How do you turn a light on? Simple, of course, you flick a switch. What if you have lots of separate lights to turn on or off, well you walk around the house flicking lots of switches, surely?

You could go to the main circuit breaker and just switch all of the lighting breakers, but that’s a bit extreme. So, at the risk of re-inventing the wheel, I decided that the offgrid casa needed something new. How about networked lighting control?

I looked at existing houses and it’s unlikely that any one room needs more than three lighting circuits – say, overhead light, wall lights and maybe low level for mood lighting.

So, I turned to the trusy ESP8266 wifi processor that’s  the basis of many of my projects and came up with a neat little design to handle three lighting circuits. Using a network linked device means that remote control becomes a possiblity.

Budding electricians amongst you know that in traditional lighting circuits, you can only have two switches on any one circuit as it becomes far more complicated to handle more than two. So, you end up with a switch on the wall as you walk in one door to a room and the second as you go out of another door.
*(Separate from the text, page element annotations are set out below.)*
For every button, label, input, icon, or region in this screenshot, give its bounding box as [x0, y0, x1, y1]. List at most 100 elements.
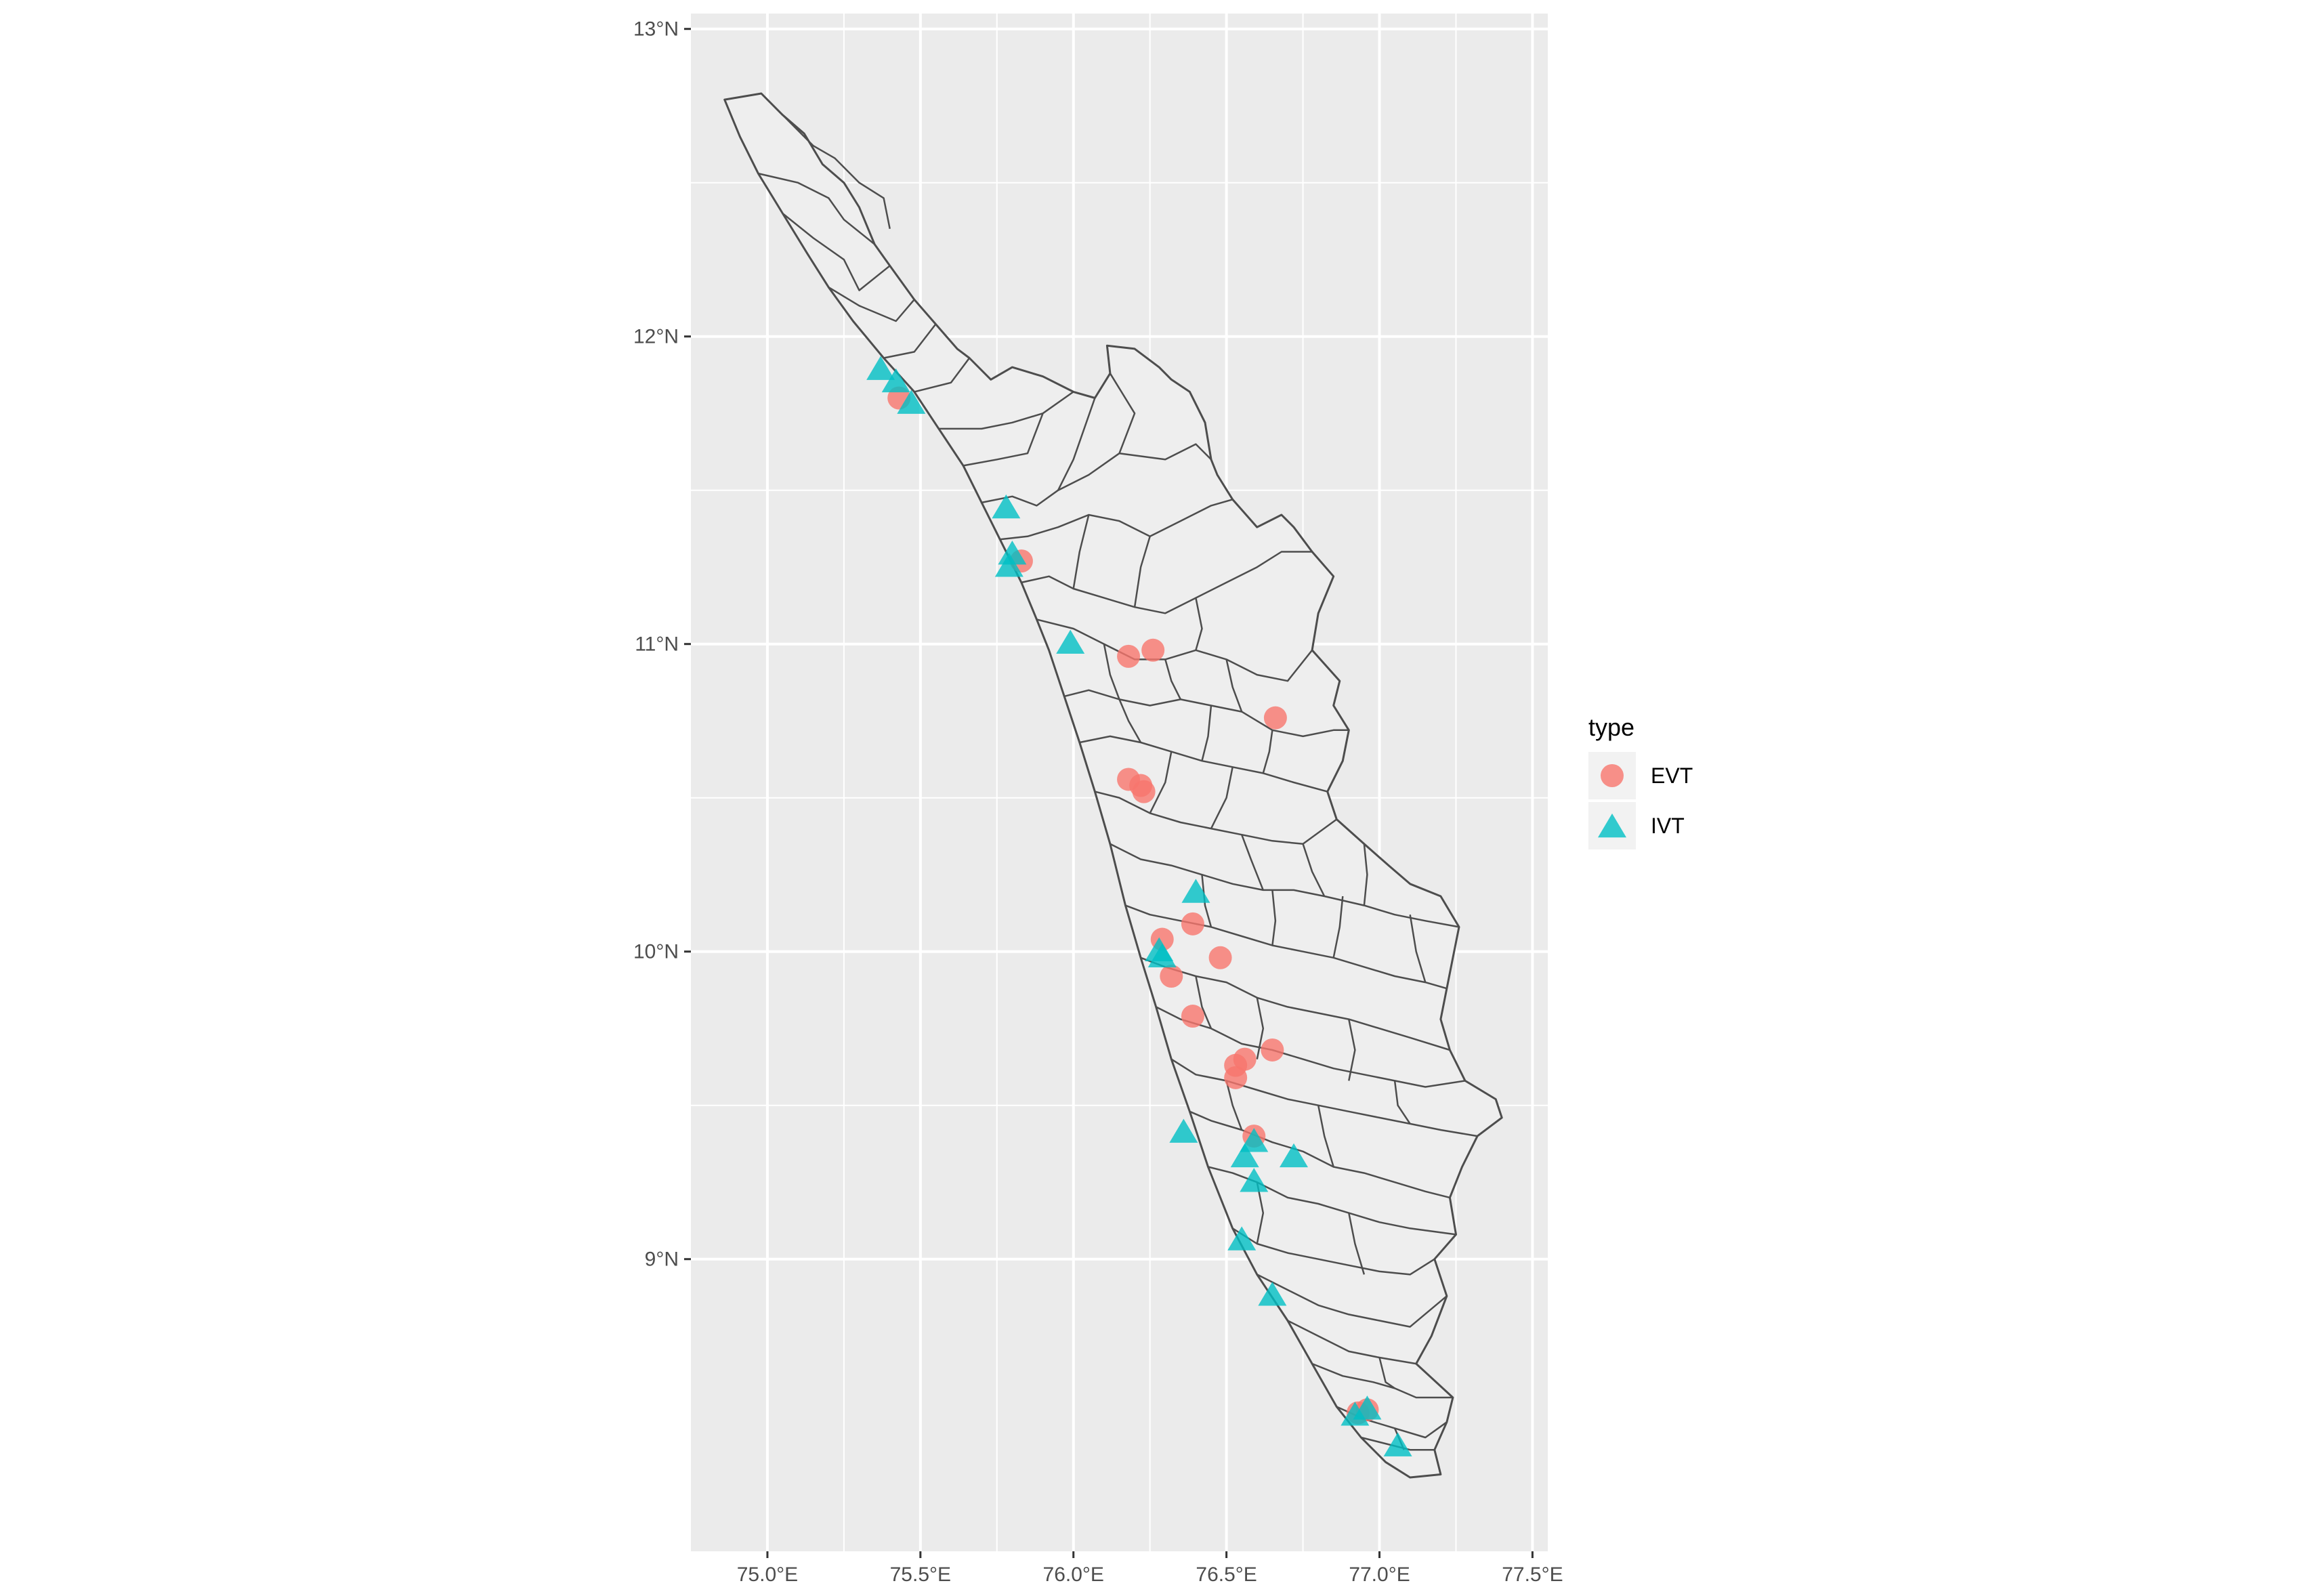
district-boundary	[1271, 889, 1277, 946]
district-boundary	[1378, 1357, 1395, 1389]
evt-point	[1141, 638, 1165, 662]
district-boundary	[914, 357, 971, 393]
district-boundary	[1201, 875, 1212, 927]
axes: 75.0°E 75.5°E 76.0°E 76.5°E 77.0°E 77.5°E 9°N 1…	[633, 18, 1563, 1586]
district-boundary	[1257, 1274, 1448, 1328]
legend-title: type	[1588, 713, 1634, 741]
district-boundary	[1348, 1213, 1366, 1275]
district-boundary	[1195, 597, 1203, 651]
ivt-point	[998, 540, 1027, 565]
ivt-point	[1240, 1128, 1269, 1152]
legend-ivt-triangle	[1598, 813, 1626, 838]
ivt-point	[1169, 1118, 1198, 1143]
district-boundary	[1256, 1181, 1265, 1244]
evt-point	[1233, 1047, 1257, 1071]
district-boundary	[1140, 957, 1450, 1051]
district-boundary	[1317, 1105, 1334, 1167]
district-boundary	[1332, 896, 1344, 959]
evt-point	[1117, 644, 1141, 668]
ivt-point	[1341, 1402, 1370, 1426]
ivt-point	[1353, 1395, 1382, 1420]
district-boundary	[1287, 1320, 1416, 1365]
district-boundary	[1262, 730, 1273, 774]
evt-point	[1181, 912, 1204, 936]
ivt-point	[1181, 879, 1210, 903]
ivt-point	[1147, 943, 1177, 968]
district-boundary	[1118, 698, 1142, 743]
district-boundary	[1036, 618, 1313, 682]
district-boundary	[1195, 975, 1212, 1029]
district-boundary	[1393, 1080, 1411, 1125]
ivt-point	[1280, 1143, 1309, 1168]
ivt-point	[897, 390, 926, 414]
district-boundary	[1232, 1227, 1435, 1276]
district-boundary	[1021, 551, 1313, 614]
ivt-point	[1056, 629, 1085, 654]
legend-label: IVT	[1651, 814, 1685, 838]
evt-point	[1261, 1038, 1284, 1062]
district-boundary	[1110, 843, 1460, 928]
legend-evt-circle	[1601, 764, 1624, 787]
district-boundary	[758, 172, 875, 245]
district-boundary	[1119, 443, 1212, 461]
ivt-point	[994, 553, 1023, 577]
y-tick-label: 11°N	[635, 633, 679, 656]
district-boundary	[1103, 644, 1120, 700]
district-boundary	[1201, 705, 1212, 761]
evt-point	[1208, 946, 1232, 969]
district-boundary	[1363, 843, 1368, 906]
evt-point	[1224, 1066, 1248, 1089]
district-boundary	[1302, 843, 1326, 897]
x-tick-label: 76.5°E	[1196, 1563, 1257, 1586]
district-boundary	[1348, 1019, 1356, 1081]
evt-point	[1160, 965, 1183, 988]
x-tick-label: 76.0°E	[1043, 1563, 1104, 1586]
district-boundary	[1208, 1166, 1456, 1236]
y-tick-label: 13°N	[633, 18, 679, 41]
district-boundary	[963, 413, 1044, 467]
district-boundary	[1057, 398, 1096, 491]
ivt-point	[1230, 1143, 1259, 1168]
ivt-point	[881, 368, 910, 393]
district-boundary	[981, 373, 1136, 507]
ivt-point	[1258, 1282, 1287, 1306]
district-boundary	[883, 323, 937, 359]
ivt-point	[866, 356, 895, 380]
district-boundary	[1241, 834, 1264, 891]
x-tick-label: 77.5°E	[1502, 1563, 1563, 1586]
evt-point	[1263, 706, 1287, 730]
legend: type EVT IVT	[1588, 713, 1693, 849]
evt-point	[1132, 780, 1156, 803]
district-boundary	[828, 287, 915, 322]
kerala-district-boundaries	[723, 92, 1503, 1479]
district-boundary	[1156, 1006, 1466, 1088]
district-boundary	[1133, 536, 1151, 608]
data-points	[866, 356, 1412, 1456]
district-boundary	[1210, 767, 1233, 829]
x-tick-label: 75.5°E	[890, 1563, 951, 1586]
district-boundary	[1149, 751, 1173, 814]
district-boundary	[782, 213, 891, 291]
ivt-point	[1383, 1432, 1412, 1456]
district-boundary	[1256, 997, 1265, 1059]
ivt-point	[1227, 1226, 1257, 1251]
district-boundary	[1225, 659, 1243, 713]
district-boundary	[1311, 1362, 1453, 1399]
district-boundary	[1000, 499, 1233, 541]
y-tick-label: 9°N	[645, 1248, 679, 1271]
district-boundary	[1164, 659, 1182, 700]
legend-label: EVT	[1651, 763, 1693, 788]
district-boundary	[1072, 514, 1090, 589]
district-boundary	[1225, 1080, 1243, 1131]
evt-point	[1181, 1005, 1204, 1028]
district-boundary	[782, 114, 891, 230]
district-boundary	[1189, 1110, 1450, 1199]
y-tick-label: 10°N	[633, 941, 679, 963]
district-boundary	[1125, 904, 1448, 990]
y-tick-label: 12°N	[633, 326, 679, 348]
district-boundary	[1409, 914, 1427, 983]
district-boundary	[938, 391, 1074, 430]
ivt-point	[1240, 1168, 1269, 1192]
ivt-point	[992, 494, 1021, 519]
What if you have three doors or want another switch at a more convenient location? Well, there are systems which allow you to have multiple switches using changeover relays – more commonly used in stairwells in apartment buildings. We press once for on and again for off. This is the system that I decided to use.

Three Way Lighting Controller

However, instead of a relay, the ESP8266 wifi processor has three inputs and three optically switched outputs, if you look at the picture above, you can see them at the top of the circuit board. There’s an input for the 240V mains and then three switched mains output on the right.

I decided to use opto-isolated triacs to switch the mains to the lights as they’re easy to use and safe. There are two versions – one which switches the mains at the point the AC signal hits  zero (zero-crossing) and one that you can switch at any point in the AC cycle. Well, it just so happened that parts I had lying around my workshop were the zero-crossing type. These are great if you want to switch loads without inducing electrical noise in other devices, but if you want to dim lights they are as much use as a chocolate fireguard. Hence, a quick order to Mouser Electronics to fix what I initially thought was a software problem…many wasted hours in front of the keyboard!

So, the opto-switch that I ended up with is the Omron G3MC-202PL which is not expensive and is very neat.

At the time of writing, the board has the abililty to switch the three light output on and off and to set the brightness level. I can also send commands from my RaspberryPi using MQTT messages to change the intensity levels of all outputs. A short press on a spring loaded light switch changes from on to off, a long press cycles the brightness up and then down again. As soon as you release the switch the brightness level is remembered and then that is the ON level until you change it again.

Currently, we’re in Spain going through meetings with our architect, Manel, and our aperjador (structural engineer) Alfonso, so I haven’t been able to complete the software. However, an inspiration as  I lay in the sun the other day was to allow the units to be linked together without a server so that they can work in a standalone situation.

This would be handy so that I could use one unit with as a master switch, say, near the front door of the house to turn all the lights off or restore them to their previous state which will be really useful if we’re going out for dinner.

So, each unit will have a list of other units that it can switch. Of course, these could be anywhere in the house or I guess potentially anywhere in the world it was felt that was useful!

I’ll add to this post as I get more of the software finished and also upload a video of the switches operating.